[PATCH] powerpc: tiny memcpy_(to|from)io optimisation

Fri May 29 16:31:39 EST 2009

> Am 28.05.09 18:13 schrieb(en) Joakim Tjernlund:
> > hmm, these do look a bit unoptimal anyway. Any reason not to write
> > them something like below(written by me for uClibc long time ago).
> > You will have to add eieio()/sync
>
> No (and I wasn't aware of the PPC pre-inc vs. post-inc stuff) - I just

I think this is true for most RISC based CPU's. It is a pity as
post ops are a lot more common. The do {} while(--chunks) is also
better.
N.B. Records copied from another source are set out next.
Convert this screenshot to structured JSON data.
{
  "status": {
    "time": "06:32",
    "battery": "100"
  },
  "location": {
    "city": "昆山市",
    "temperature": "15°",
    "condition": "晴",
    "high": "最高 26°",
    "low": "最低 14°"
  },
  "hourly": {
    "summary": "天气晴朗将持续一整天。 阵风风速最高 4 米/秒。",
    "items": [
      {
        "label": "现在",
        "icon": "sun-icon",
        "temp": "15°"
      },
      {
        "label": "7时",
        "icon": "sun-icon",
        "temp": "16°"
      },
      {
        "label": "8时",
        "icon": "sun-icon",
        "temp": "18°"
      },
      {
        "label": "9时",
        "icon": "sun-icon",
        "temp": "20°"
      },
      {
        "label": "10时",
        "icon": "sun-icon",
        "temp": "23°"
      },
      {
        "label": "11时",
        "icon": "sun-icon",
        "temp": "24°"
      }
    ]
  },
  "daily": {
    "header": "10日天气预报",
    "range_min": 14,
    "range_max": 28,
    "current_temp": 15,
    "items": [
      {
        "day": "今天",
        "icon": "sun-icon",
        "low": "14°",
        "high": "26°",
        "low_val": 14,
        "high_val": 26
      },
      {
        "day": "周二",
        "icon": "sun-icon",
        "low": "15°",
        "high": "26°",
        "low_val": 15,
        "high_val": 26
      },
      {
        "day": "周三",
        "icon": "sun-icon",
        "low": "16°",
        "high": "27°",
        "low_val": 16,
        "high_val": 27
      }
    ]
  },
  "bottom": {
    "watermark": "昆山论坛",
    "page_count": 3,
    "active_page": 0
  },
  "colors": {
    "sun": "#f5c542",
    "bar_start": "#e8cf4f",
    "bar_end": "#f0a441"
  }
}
Basically the "while(--chunks)" is free(but only if you don't use
chunks inside the loop).

> stumbled over this while fixing mtd accesses to the MPC5200's Local Bus
> in 16-bit mode which doesn't allow byte accesses.  And I didn't want to
> go too deep into this as the real fix for me is actually somewhat
> different...

OK.
>
> > /* PPC can do pre increment and load/store, but not post increment
> > and load/store.
> >    Therefore use *++ptr instead of *ptr++. */
> [snip]
> >  copy_chunks:
> >    do {
> >       /* make gcc to load all data, then store it */
> >       tmp1 = *(unsigned long *)(tmp_from+4);
> >       tmp_from += 8;
> >       tmp2 = *(unsigned long *)tmp_from;
> >       *(unsigned long *)(tmp_to+4) = tmp1;
> >       tmp_to += 8;
> >       *(unsigned long *)tmp_to = tmp2;
> >    } while (--chunks);
>
> Is this the same for all PPC cores, i.e. do they all benefit from
> loading/storing 8 instead of 4 bytes?

As I recall there is an extra cycle between load and store,
so you will benefit from doing all your loads first and then
stores. The kernel memcpy has loads 16 bytes before storing. I selected
8 as uClibc should also be small.
Since there has to be eieio between ops I am not sure it will
matter here. Perhaps it is better to do 4 bytes in the main loop, making
the whole function smaller. There are memset and memmove functions in
uClibc too.

 Jocke